During the examination, I tried to remember every question, but I was just so upset. Basically, the Dr. told me she wants to keep me at 100 mg of Clomid, because although it didn't work this cycle, it worked the last cycle. I questioned her about last cycle, how even with the HCG shot I still didn't ovulate, and needed the assistance of Provera to bring AF. Her response " That's odd, I am not sure what happened with that??" WTH??? She also stated that even though H and I have been TTC for over a year, this is only my 3rd round of Clomid, and it can take anywhere from 6 - 12 mos??? &%$%#!!!!! She did refer me to a RE that is in a totally different city. She explained that basically she no longer works with major infertility, or go beyond Clomid anymore, and the RE should be the next step.

The RE is based in a different state (Indiana), but has a satellite office in my state, in the city that is about hour away from me. Because of this, it could be awhile before I can get in. She wrote me another prescription of Clomid in the meantime. The RE of course is not in my insurance provider network. Yes, please give me more hoops to jump through!

I asked her, is there a chance that maybe I already ovulated?? I know I am grasping at straws. Her response "anything can happen.." She encouraged me to still "BD often." But really, what's the point?

I contacted insurance to see what I need to do about this out of network RE. I contacted the RE and I have an appointment November 2nd.

I am still trying to digest everything. I just feel so defeated.

3 comments:

  1. Oh mate.... your doctor has let you down.

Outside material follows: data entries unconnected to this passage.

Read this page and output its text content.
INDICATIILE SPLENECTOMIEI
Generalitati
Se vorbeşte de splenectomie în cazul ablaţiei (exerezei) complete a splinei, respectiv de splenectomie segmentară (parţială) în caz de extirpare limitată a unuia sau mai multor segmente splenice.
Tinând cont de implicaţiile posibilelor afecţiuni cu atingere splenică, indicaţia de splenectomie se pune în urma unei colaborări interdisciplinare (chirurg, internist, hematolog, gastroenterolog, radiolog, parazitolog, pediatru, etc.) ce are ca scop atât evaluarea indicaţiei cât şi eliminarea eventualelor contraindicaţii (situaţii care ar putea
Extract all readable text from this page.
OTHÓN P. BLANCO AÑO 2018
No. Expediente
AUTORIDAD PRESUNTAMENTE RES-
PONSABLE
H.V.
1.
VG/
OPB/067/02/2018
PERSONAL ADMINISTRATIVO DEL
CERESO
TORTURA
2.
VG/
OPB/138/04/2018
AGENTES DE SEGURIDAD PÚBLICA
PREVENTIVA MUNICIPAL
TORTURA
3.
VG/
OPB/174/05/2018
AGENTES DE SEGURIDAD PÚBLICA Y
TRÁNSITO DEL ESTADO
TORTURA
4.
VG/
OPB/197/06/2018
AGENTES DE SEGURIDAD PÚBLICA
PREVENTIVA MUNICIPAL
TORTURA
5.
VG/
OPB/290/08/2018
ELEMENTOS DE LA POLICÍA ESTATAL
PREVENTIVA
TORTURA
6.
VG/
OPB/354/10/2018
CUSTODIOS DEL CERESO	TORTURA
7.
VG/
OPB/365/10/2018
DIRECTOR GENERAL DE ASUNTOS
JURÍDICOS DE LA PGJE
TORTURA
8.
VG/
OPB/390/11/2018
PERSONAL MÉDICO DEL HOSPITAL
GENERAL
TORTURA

    If the 100mg did NOTHING this cycle, the dose needs to go up. That's the way it works. If she's unsure if you've ovulated then a simple blood test would be able to confirm or deny and hence, you would know whether you are in with a shot, need to increase the dose or stay put and try again.

    IMO, move on to the RE ASAP. They will be better able to look after you.

    I wouldn't give up hope completely. Clomid can make ovulation feel more pronounced and the cycle I did get lucky it was quite pronounced and painful. But I would be putting in a call to ask for a blood test or two.

    I'm sorry you're having a hard time... :-( xxxx

    ReplyDelete
  2. I'm so sorry :( Agreed with GS, definitely move on to the RE. It's a hard step, but they know way more about fertility than the average ob/gyn and won't make that mistake with the Clomid.